W.W. Taylor, Jr. (1884-1953) was the son of W.W. Taylor, Sr. (1845-1915), who, like George R. Congdon, was among the “new men” who had risen to prominence in Georgetown in the 1880s. W.W. Taylor, Sr. had been affiliated with Heiman Kaminski (the father of Harold Kaminski), when he opened a hardware business on Front Street in 1867. When Kaminski later expanded into dry goods, he partnered with Sol Emanuel and W.W. Taylor, Sr., both of whom had been previously in his employ. When Taylor and Sol Emanuel later left the Kaminski firm, Taylor, Sr. founded W. W. Taylor & Son, dealers in builders' supplies, which operated in Georgetown for many years.
W.W. Taylor, Jr’s mother was Sarah Catherine Davis from Charleston. His parents had 12 children, but only five survived their mother, among them W.W. Taylor, Jr.
W.W., Jr. attended Carlisle Military School at Bamberg, South Carolina, and the Carlisle Fitting School of Wofford College. He graduated from the University of Kentucky with a degree in business administration and was a member of the Pi Kappa Alpha fraternity. He afterward returned to Georgetown and entered his father’s building supply business. He was manager of W.W. Taylor & Son, when in Georgetown in 1908, he married Lucy Freeman Boone (1889-1982), a 1906 graduate of Chowan Baptist Female Institute (afterward Chowan College) in Murfreesboro, North Carolina. Her father, Charles Boone, had moved the family from North Carolina to Georgetown around 1900, when he came to work for Atlantic Coast Lumber. [“Charles Boone Dies Suddenly,” Georgetown Times (Oct. 30, 1930.)] The Taylors had a son, William W. (Billy) Taylor, and daughters, Mary Taylor Tanner (1909–1987) and Lucy Inez Taylor (1912–1916). Lucy Inez, like the aunt she was named for, did not survive childhood.

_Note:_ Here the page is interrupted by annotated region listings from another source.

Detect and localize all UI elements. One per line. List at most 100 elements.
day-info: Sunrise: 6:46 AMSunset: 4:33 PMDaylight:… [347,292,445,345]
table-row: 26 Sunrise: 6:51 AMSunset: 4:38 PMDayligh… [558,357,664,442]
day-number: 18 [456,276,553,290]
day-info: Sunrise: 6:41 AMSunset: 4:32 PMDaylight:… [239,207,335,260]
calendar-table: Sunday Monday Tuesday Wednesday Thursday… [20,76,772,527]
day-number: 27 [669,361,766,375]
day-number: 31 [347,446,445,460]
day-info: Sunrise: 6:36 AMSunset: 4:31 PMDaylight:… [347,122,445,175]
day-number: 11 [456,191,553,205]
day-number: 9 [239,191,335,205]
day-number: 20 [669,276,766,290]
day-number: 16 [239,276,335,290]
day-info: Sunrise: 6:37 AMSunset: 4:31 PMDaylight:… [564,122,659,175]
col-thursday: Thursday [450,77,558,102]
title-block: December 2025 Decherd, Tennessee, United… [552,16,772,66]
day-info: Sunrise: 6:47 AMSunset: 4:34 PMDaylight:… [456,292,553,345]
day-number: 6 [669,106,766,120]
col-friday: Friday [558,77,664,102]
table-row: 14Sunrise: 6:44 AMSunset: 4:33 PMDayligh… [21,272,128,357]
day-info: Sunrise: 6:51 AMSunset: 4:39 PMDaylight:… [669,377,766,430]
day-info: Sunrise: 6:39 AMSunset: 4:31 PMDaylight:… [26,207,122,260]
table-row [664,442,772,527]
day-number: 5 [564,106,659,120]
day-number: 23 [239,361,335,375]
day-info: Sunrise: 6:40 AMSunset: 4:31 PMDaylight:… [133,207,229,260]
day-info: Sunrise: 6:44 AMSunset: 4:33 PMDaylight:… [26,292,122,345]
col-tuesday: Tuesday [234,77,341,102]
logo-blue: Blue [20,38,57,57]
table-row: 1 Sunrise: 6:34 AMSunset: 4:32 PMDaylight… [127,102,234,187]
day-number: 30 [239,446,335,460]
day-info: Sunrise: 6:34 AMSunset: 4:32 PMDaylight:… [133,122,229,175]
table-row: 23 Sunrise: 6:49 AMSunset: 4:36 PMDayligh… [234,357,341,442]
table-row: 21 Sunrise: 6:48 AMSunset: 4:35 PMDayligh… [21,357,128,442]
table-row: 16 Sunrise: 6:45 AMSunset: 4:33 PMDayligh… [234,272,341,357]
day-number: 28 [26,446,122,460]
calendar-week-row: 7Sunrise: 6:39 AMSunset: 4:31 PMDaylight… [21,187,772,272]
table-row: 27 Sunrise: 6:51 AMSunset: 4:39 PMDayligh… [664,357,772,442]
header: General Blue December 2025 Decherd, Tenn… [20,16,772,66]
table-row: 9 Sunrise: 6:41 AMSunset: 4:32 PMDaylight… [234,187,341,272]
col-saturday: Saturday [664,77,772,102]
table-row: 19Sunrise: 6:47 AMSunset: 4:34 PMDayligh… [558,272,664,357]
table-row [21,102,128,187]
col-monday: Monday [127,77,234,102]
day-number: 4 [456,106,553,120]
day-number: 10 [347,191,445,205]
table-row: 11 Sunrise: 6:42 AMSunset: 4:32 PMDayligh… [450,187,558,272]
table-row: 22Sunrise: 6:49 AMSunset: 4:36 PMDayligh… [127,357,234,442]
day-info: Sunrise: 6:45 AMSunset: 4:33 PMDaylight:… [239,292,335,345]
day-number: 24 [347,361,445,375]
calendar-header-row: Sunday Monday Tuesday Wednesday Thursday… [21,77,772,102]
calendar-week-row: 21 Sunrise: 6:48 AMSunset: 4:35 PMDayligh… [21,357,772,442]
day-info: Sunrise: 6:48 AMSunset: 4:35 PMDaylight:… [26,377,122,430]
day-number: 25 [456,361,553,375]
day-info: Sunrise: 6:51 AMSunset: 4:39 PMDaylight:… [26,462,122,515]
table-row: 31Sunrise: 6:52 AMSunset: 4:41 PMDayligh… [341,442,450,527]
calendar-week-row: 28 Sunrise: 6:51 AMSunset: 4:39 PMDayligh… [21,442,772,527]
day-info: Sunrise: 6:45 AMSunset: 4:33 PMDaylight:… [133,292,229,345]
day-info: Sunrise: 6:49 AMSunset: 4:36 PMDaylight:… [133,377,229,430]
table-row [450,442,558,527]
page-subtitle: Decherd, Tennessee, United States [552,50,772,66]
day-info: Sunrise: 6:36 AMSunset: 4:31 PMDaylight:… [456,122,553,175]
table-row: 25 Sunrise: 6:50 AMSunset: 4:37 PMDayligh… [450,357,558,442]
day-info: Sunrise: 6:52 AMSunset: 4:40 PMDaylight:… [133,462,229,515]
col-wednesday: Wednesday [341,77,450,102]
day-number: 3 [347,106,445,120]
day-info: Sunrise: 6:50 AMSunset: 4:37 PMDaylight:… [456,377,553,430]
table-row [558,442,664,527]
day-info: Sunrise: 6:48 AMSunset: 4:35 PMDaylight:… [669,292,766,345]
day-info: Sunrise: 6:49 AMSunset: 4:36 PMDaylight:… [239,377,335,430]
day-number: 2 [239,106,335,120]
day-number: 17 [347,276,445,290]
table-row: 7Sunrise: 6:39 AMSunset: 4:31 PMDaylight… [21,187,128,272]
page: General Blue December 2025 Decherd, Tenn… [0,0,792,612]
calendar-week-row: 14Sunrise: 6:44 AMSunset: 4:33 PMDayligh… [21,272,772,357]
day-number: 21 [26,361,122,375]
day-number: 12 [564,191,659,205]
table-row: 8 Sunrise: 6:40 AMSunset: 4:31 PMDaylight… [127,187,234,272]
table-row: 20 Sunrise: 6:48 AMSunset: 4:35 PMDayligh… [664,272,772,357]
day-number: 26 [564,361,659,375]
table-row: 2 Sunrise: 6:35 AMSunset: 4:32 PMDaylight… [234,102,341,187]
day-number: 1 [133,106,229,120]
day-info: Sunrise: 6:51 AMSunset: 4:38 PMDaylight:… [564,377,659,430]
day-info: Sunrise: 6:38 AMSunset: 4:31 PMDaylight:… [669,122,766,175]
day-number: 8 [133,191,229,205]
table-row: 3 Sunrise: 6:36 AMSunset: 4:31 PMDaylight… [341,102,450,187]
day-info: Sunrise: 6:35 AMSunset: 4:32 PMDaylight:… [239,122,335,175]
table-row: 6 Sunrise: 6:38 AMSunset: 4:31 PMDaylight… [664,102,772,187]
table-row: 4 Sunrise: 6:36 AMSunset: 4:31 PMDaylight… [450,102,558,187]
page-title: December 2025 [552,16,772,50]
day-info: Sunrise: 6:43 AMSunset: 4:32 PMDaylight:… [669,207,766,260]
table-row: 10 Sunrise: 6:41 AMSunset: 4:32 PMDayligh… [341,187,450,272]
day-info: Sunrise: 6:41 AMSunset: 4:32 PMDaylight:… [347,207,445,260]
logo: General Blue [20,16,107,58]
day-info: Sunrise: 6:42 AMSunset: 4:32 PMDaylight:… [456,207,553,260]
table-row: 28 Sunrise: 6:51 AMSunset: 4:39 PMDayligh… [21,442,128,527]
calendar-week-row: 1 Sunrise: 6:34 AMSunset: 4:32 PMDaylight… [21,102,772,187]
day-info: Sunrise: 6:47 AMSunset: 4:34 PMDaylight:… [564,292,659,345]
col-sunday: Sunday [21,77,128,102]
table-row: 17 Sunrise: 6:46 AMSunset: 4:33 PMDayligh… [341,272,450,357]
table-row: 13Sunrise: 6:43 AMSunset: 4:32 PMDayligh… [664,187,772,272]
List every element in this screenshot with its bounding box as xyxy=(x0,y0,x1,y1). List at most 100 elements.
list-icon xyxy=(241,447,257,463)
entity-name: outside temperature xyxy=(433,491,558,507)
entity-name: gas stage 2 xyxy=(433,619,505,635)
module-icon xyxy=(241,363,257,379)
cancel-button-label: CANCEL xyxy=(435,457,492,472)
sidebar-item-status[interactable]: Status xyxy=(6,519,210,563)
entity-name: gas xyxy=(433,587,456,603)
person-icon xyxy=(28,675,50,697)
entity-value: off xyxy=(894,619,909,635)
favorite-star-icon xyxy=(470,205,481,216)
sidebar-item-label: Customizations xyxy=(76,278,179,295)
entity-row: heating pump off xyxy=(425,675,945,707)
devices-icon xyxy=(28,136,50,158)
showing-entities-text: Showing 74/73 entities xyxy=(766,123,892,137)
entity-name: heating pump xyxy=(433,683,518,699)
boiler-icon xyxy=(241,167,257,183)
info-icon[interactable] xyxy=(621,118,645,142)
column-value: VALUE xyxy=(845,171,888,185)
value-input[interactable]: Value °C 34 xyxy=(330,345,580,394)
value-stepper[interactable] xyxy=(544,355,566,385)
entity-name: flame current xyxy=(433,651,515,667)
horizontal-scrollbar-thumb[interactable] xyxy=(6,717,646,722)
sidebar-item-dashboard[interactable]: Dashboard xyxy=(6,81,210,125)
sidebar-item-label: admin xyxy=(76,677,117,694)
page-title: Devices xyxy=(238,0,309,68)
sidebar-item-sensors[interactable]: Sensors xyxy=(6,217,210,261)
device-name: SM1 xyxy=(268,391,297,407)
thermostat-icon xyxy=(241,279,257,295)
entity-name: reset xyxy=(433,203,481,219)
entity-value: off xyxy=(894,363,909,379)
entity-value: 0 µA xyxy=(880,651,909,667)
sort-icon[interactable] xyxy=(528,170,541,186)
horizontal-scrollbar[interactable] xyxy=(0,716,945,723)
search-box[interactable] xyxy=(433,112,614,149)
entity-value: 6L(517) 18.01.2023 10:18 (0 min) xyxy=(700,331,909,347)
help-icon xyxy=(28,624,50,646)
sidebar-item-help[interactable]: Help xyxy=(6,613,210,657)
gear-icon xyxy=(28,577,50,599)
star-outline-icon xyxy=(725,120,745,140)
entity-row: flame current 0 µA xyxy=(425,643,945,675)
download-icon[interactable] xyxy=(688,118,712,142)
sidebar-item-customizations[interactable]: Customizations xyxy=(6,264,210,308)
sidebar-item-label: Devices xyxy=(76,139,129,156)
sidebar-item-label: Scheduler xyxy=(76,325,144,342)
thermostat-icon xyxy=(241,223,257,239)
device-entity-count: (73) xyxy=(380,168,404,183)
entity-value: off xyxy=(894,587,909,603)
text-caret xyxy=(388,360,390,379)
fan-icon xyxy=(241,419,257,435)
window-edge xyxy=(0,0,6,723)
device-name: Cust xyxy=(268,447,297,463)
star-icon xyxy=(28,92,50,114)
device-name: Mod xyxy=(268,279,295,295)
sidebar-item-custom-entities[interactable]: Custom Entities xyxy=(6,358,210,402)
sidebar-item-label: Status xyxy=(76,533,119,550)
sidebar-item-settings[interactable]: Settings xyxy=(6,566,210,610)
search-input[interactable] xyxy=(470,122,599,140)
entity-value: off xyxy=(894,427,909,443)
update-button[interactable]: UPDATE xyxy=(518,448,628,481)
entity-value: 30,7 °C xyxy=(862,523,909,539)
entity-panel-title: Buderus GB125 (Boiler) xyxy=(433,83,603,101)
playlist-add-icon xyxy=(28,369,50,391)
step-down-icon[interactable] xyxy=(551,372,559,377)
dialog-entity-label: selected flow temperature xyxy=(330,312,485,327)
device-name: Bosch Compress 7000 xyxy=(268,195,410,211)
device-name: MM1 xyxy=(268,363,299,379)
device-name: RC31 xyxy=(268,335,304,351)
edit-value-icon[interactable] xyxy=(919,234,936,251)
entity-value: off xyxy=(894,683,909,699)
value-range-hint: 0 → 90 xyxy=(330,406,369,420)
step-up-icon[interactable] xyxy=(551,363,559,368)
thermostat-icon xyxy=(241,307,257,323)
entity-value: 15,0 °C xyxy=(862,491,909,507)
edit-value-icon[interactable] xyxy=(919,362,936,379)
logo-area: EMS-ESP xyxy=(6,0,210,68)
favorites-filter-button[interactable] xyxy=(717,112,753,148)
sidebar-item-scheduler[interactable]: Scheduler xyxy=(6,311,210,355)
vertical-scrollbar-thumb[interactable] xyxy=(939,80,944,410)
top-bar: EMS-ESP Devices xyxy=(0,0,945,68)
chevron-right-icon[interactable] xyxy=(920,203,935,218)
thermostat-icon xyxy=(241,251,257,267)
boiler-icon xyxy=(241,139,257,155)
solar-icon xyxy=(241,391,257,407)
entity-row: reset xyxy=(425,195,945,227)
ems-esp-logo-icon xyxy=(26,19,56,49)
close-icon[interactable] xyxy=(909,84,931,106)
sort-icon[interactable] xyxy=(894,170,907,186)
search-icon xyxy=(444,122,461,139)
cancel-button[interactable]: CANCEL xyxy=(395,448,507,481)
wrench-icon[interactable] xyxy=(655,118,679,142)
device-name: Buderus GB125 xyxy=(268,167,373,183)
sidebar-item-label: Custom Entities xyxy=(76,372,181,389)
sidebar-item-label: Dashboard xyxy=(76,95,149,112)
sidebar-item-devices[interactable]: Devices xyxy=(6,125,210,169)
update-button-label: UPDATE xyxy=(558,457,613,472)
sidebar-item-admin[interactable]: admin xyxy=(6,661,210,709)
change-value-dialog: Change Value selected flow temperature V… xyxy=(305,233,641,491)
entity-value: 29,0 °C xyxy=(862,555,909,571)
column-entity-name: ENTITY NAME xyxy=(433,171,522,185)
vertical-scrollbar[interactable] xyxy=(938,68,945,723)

In 1915, W.W. Taylor, Sr. died, and Taylor, Jr. took over W.W. Taylor & Son. He also owned Black River Farm, where he raised chickens and sold eggs. [Georgetown Times (May 7, 1913.)] His brother, Harry Calhoun Taylor, may have been associated with W.W. Taylor & Son, and with the house. Harry never married and died in 1941. W.W., Jr.’s Taylor sisters married into the local Fraser, Porter and Haselden families. Another sister, Ida, married Alfred Legare from Charleston, who for a period of thirty years served as one of the superintendents of Bernard Baruch’s Hobcaw Barony.
However, by 1928, the Taylor’s house on the Bluff was in foreclosure, as was W. W. Taylor & Son, which soon closed. That same year the house and property were transferred to the next owners, Harold A. Sands and Paulding Fosdick.
After W.W. Taylor & Son closed, W.W. Taylor, Jr. did account work for several local firms. In the 1940 Georgetown census, he, his wife, Lucy, and two Taylor children are listed as living at 233 Broad Street.
The Taylors are buried in Elmwood Cemetery. W.W., Jr. is buried with his two daughters, while Lucy Boone Taylor is buried in the Boone family plot.